Sci Fi

The Confessions of Jonathan Flite and the Release of Jonathan Flite by Matthew J. Beier

This is the oldest book on my NetGalley list, and I finally got around to reading it.

The strange fact is not how long it took for me to get to this and read it thoroughly but that the deeper I got into the story. It went from a book I almost gave up on to one that I enjoyed the twists and turns of. Now that I have a firm grasp of the main plotline, I can brave the adventure into the next book in the series. The only reason I give this one three stars is because of the time it took for me to get used to the spinning of the narrative and the fact that we encounter so many people at so many different ‘times’ that it is hard to keep track.

Jonathan Flite was planned, or his mother thought he would be. However, he is born with the weight of memories which he cannot appropriately deal with.

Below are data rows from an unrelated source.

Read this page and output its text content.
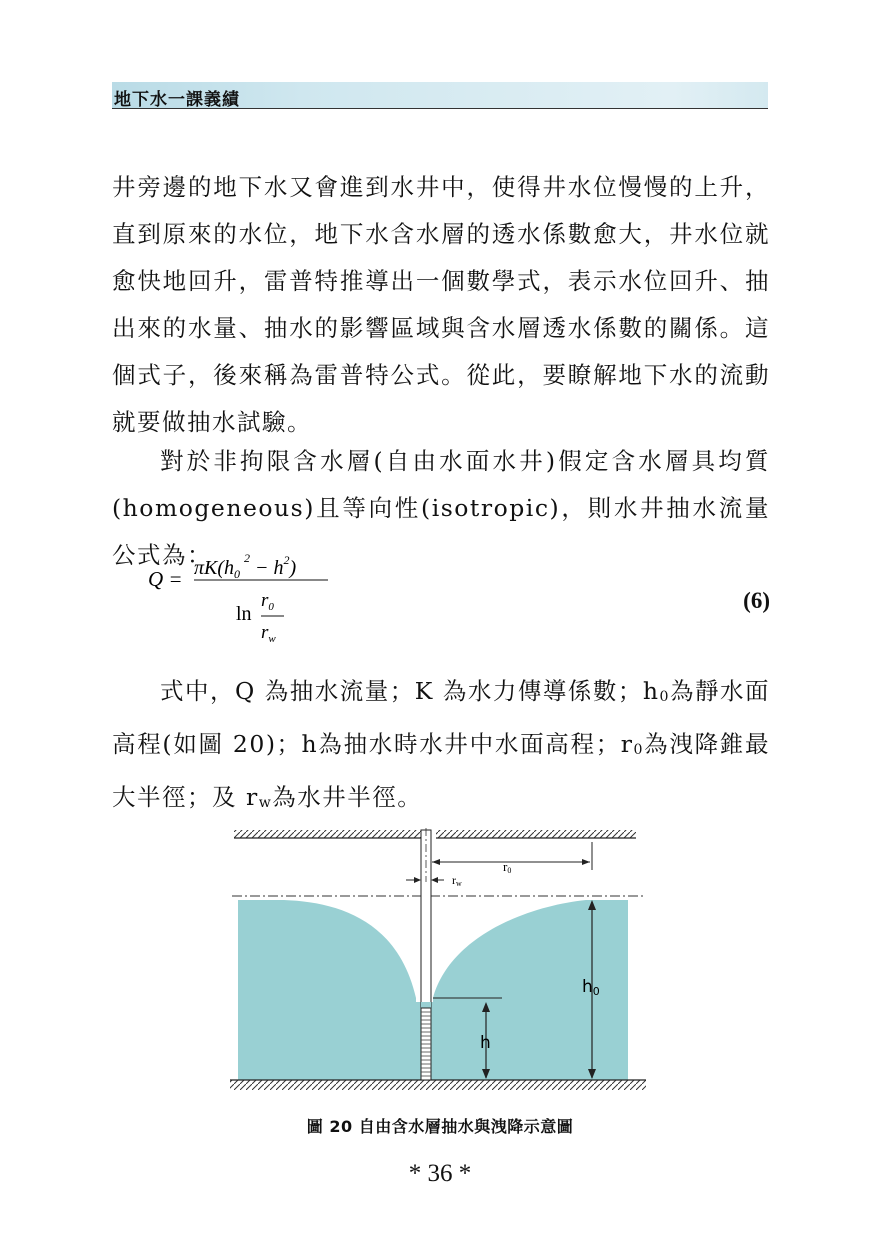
地下水一課義績
井旁邊的地下水又會進到水井中，使得井水位慢慢的上升，直到原來的水位，地下水含水層的透水係數愈大，井水位就愈快地回升，雷普特推導出一個數學式，表示水位回升、抽出來的水量、抽水的影響區域與含水層透水係數的關係。這個式子，後來稱為雷普特公式。從此，要瞭解地下水的流動就要做抽水試驗。
對於非拘限含水層(自由水面水井)假定含水層具均質(homogeneous)且等向性(isotropic)，則水井抽水流量公式為：
$Q = \pi K(h_0^2 - h^2)$
ln
$r_0$
$r_w$
(6)
式中，Q 為抽水流量；K 為水力傳導係數；$h_0$為靜水面高程(如圖 20)；h為抽水時水井中水面高程；$r_0$為洩降錐最大半徑；及 $r_w$為水井半徑。
r0
rw
h0
h
圖 20 自由含水層抽水與洩降示意圖
* 36 *
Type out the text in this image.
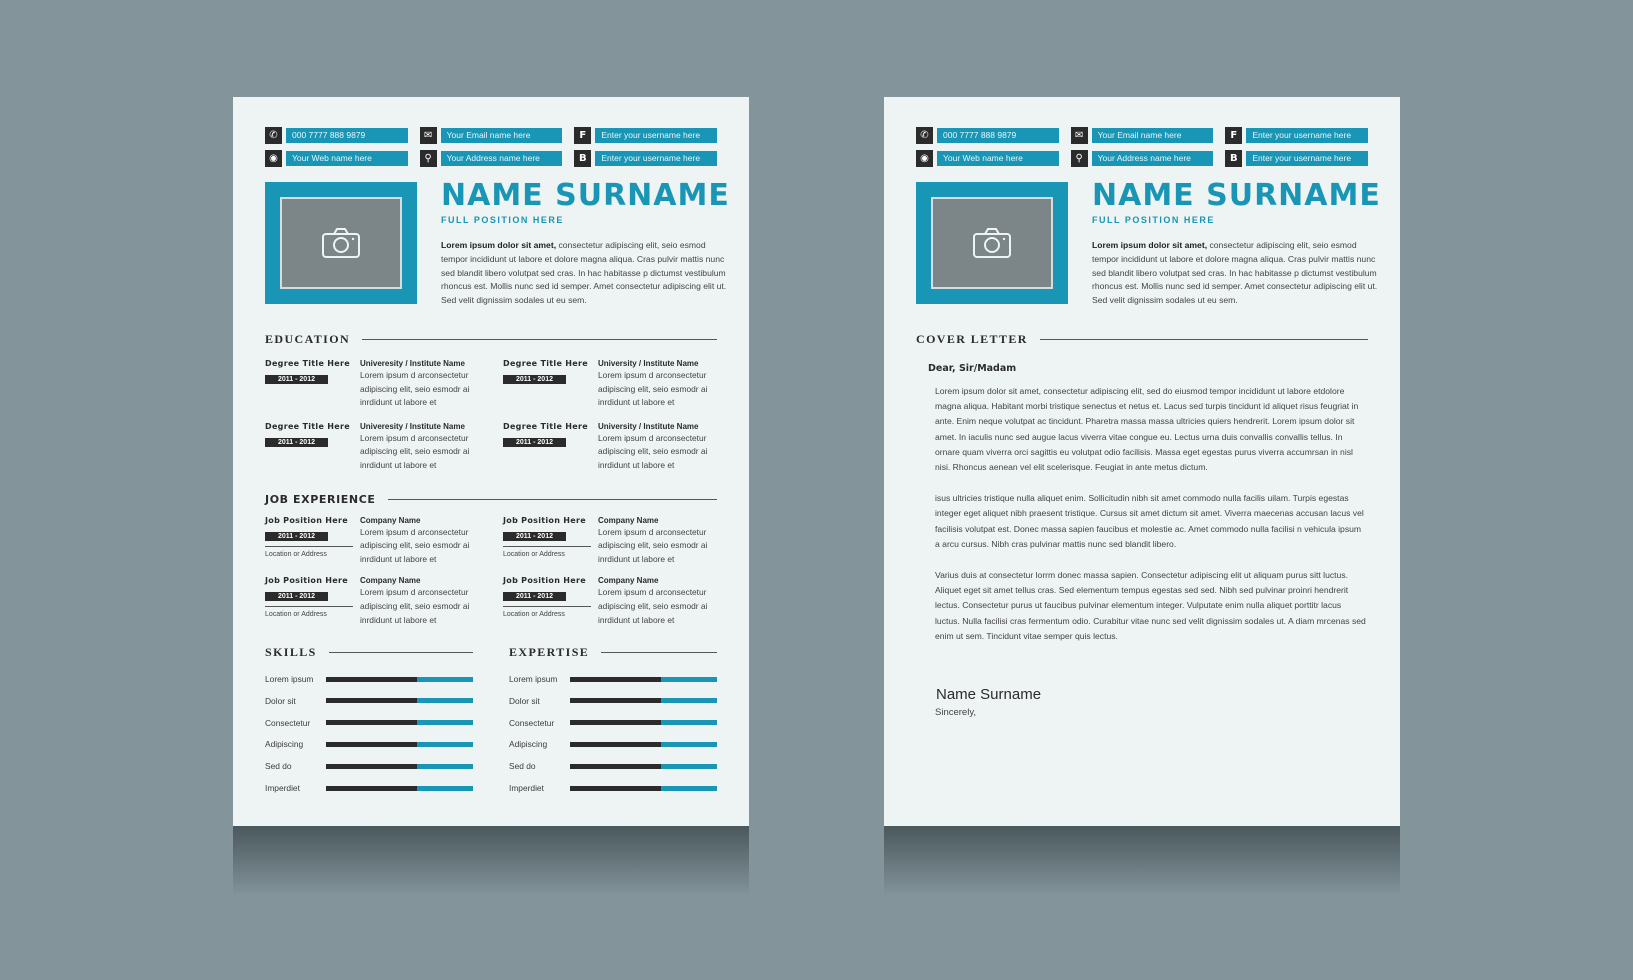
✆	000 7777 888 9879	✉	Your Email name here	F	Enter your username here
◉	Your Web name here	⚲	Your Address name here	B	Enter your username here
NAME SURNAME
FULL POSITION HERE
Lorem ipsum dolor sit amet, consectetur adipiscing elit, seio esmod tempor incididunt ut labore et dolore magna aliqua. Cras pulvir mattis nunc sed blandit libero volutpat sed cras. In hac habitasse p dictumst vestibulum rhoncus est. Mollis nunc sed id semper. Amet consectetur adipiscing elit ut. Sed velit dignissim sodales ut eu sem.
EDUCATION
Degree Title Here
2011 - 2012
Univeresity / Institute Name
Lorem ipsum d arconsectetur adipiscing elit, seio esmodr ai inrdidunt ut labore et
Degree Title Here
2011 - 2012
University / Institute Name
Lorem ipsum d arconsectetur adipiscing elit, seio esmodr ai inrdidunt ut labore et
Degree Title Here
2011 - 2012
Univeresity / Institute Name
Lorem ipsum d arconsectetur adipiscing elit, seio esmodr ai inrdidunt ut labore et
Degree Title Here
2011 - 2012
University / Institute Name
Lorem ipsum d arconsectetur adipiscing elit, seio esmodr ai inrdidunt ut labore et
JOB EXPERIENCE
Job Position Here
2011 - 2012
Location or Address
Company Name
Lorem ipsum d arconsectetur adipiscing elit, seio esmodr ai inrdidunt ut labore et
Job Position Here
2011 - 2012
Location or Address
Company Name
Lorem ipsum d arconsectetur adipiscing elit, seio esmodr ai inrdidunt ut labore et
Job Position Here
2011 - 2012
Location or Address
Company Name
Lorem ipsum d arconsectetur adipiscing elit, seio esmodr ai inrdidunt ut labore et
Job Position Here
2011 - 2012
Location or Address
Company Name
Lorem ipsum d arconsectetur adipiscing elit, seio esmodr ai inrdidunt ut labore et
SKILLS
Lorem ipsum
Dolor sit
Consectetur
Adipiscing
Sed do
Imperdiet
EXPERTISE
Lorem ipsum
Dolor sit
Consectetur
Adipiscing
Sed do
Imperdiet
✆	000 7777 888 9879	✉	Your Email name here	F	Enter your username here
◉	Your Web name here	⚲	Your Address name here	B	Enter your username here
NAME SURNAME
FULL POSITION HERE
Lorem ipsum dolor sit amet, consectetur adipiscing elit, seio esmod tempor incididunt ut labore et dolore magna aliqua. Cras pulvir mattis nunc sed blandit libero volutpat sed cras. In hac habitasse p dictumst vestibulum rhoncus est. Mollis nunc sed id semper. Amet consectetur adipiscing elit ut. Sed velit dignissim sodales ut eu sem.
COVER LETTER
Dear, Sir/Madam

Lorem ipsum dolor sit amet, consectetur adipiscing elit, sed do eiusmod tempor incididunt ut labore etdolore magna aliqua. Habitant morbi tristique senectus et netus et. Lacus sed turpis tincidunt id aliquet risus feugriat in ante. Enim neque volutpat ac tincidunt. Pharetra massa massa ultricies quiers hendrerit. Lorem ipsum dolor sit amet. In iaculis nunc sed augue lacus viverra vitae congue eu. Lectus urna duis convallis convallis tellus. In ornare quam viverra orci sagittis eu volutpat odio facilisis. Massa eget egestas purus viverra accumrsan in nisl nisi. Rhoncus aenean vel elit scelerisque. Feugiat in ante metus dictum.

isus ultricies tristique nulla aliquet enim. Sollicitudin nibh sit amet commodo nulla facilis uilam. Turpis egestas integer eget aliquet nibh praesent tristique. Cursus sit amet dictum sit amet. Viverra maecenas accusan lacus vel facilisis volutpat est. Donec massa sapien faucibus et molestie ac. Amet commodo nulla facilisi n vehicula ipsum a arcu cursus. Nibh cras pulvinar mattis nunc sed blandit libero.

Varius duis at consectetur lorrm donec massa sapien. Consectetur adipiscing elit ut aliquam purus sitt luctus. Aliquet eget sit amet tellus cras. Sed elementum tempus egestas sed sed. Nibh sed pulvinar proinri hendrerit lectus. Consectetur purus ut faucibus pulvinar elementum integer. Vulputate enim nulla aliquet porttitr lacus luctus. Nulla facilisi cras fermentum odio. Curabitur vitae nunc sed velit dignissim sodales ut. A diam mrcenas sed enim ut sem. Tincidunt vitae semper quis lectus.

Name Surname
Sincerely,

Things just get worse before they get any better. There are a lot of intersecting lives, and the story sets a dizzying pace between decades and individual narratives. Once you get used to the style, however, it is worth pursuing. There is a global terrorist extremist group who seem to want Jonathan Flite dead before he reveals something. Parts of that ‘something’ shown in the first instalment were quite intriguing, and I look forward to knowing more as he grows and has more people around who believe him.

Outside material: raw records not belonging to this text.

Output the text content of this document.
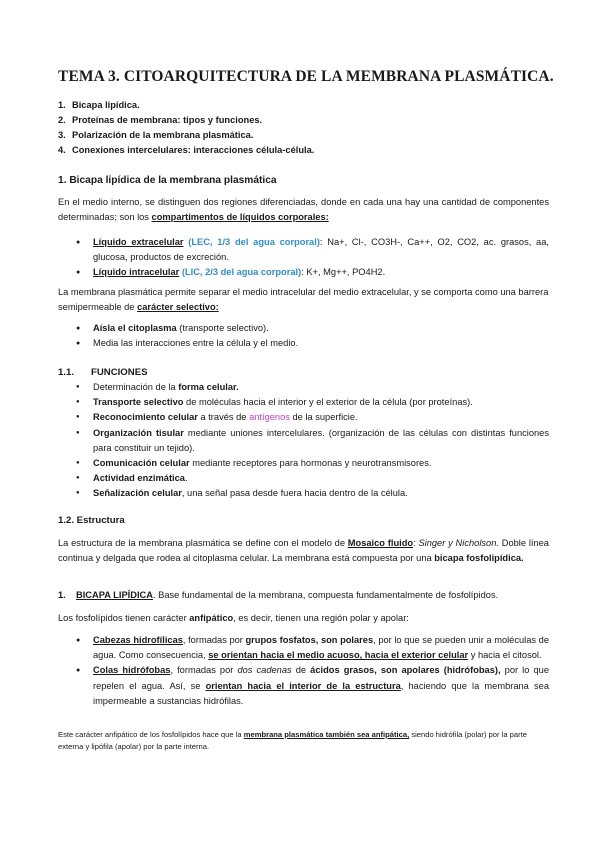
TEMA 3. CITOARQUITECTURA DE LA MEMBRANA PLASMÁTICA.
1. Bicapa lipídica.
2. Proteínas de membrana: tipos y funciones.
3. Polarización de la membrana plasmática.
4. Conexiones intercelulares: interacciones célula-célula.
1. Bicapa lipídica de la membrana plasmática
En el medio interno, se distinguen dos regiones diferenciadas, donde en cada una hay una cantidad de componentes determinadas; son los compartimentos de líquidos corporales:
● Líquido extracelular (LEC, 1/3 del agua corporal): Na+, Cl-, CO3H-, Ca++, O2, CO2, ac. grasos, aa, glucosa, productos de excreción.
● Líquido intracelular (LIC, 2/3 del agua corporal): K+, Mg++, PO4H2.
La membrana plasmática permite separar el medio intracelular del medio extracelular, y se comporta como una barrera semipermeable de carácter selectivo:
● Aísla el citoplasma (transporte selectivo).
● Media las interacciones entre la célula y el medio.
1.1. FUNCIONES
● Determinación de la forma celular.
● Transporte selectivo de moléculas hacia el interior y el exterior de la célula (por proteínas).
● Reconocimiento celular a través de antígenos de la superficie.
● Organización tisular mediante uniones intercelulares. (organización de las células con distintas funciones para constituir un tejido).
● Comunicación celular mediante receptores para hormonas y neurotransmisores.
● Actividad enzimática.
● Señalización celular, una señal pasa desde fuera hacia dentro de la célula.
1.2. Estructura
La estructura de la membrana plasmática se define con el modelo de Mosaico fluido: Singer y Nicholson. Doble línea continua y delgada que rodea al citoplasma celular. La membrana está compuesta por una bicapa fosfolipídica.
1. BICAPA LIPÍDICA. Base fundamental de la membrana, compuesta fundamentalmente de fosfolípidos.
Los fosfolípidos tienen carácter anfipático, es decir, tienen una región polar y apolar:
● Cabezas hidrofílicas, formadas por grupos fosfatos, son polares, por lo que se pueden unir a moléculas de agua. Como consecuencia, se orientan hacia el medio acuoso, hacia el exterior celular y hacia el citosol.
● Colas hidrófobas, formadas por dos cadenas de ácidos grasos, son apolares (hidrófobas), por lo que repelen el agua. Así, se orientan hacia el interior de la estructura, haciendo que la membrana sea impermeable a sustancias hidrófilas.
Este carácter anfipático de los fosfolípidos hace que la membrana plasmática también sea anfipática, siendo hidrófila (polar) por la parte externa y lipófila (apolar) por la parte interna.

Some books get more comfortable to read and more attractive the deeper you go into the story. It took me a shamefully long time to read both of the ones in the series (it does not conclude and now waiting for the next might be my just desserts!)

There are so many timelines in this narrative, including one which indicates the ‘other’ these are preceded by the infinity symbol for greater emphasis. When we last left Jonathan, there was light at the end of the tunnel for him with people actually listening to what he had to say. Now, since people are starting to believe him, his life is in even more danger. All the different cogs littered throughout the previous instalment is beginning to come together. The only reason you would have to read the previous one would be to have some emotional attachment to those ‘missing’ children who are but the middle of an even larger story.

It is very fast-paced and always on the go. The layering which was mildly annoying in the previous book and the fact that I had to hold so many threads in my mind was tiring(previously). In this, it actually felt like an advantage because the main storyline felt shorter, but we learn a lot more about the plotline and the world(s) that the book covers. We are left in a minor cliff hanger and although its been almost two years since its release, I still hold on to the hope that the next book would release soon!

I received an ARC thanks to NetGalley and the publishers but the reviews are entirely based on my own reading experience.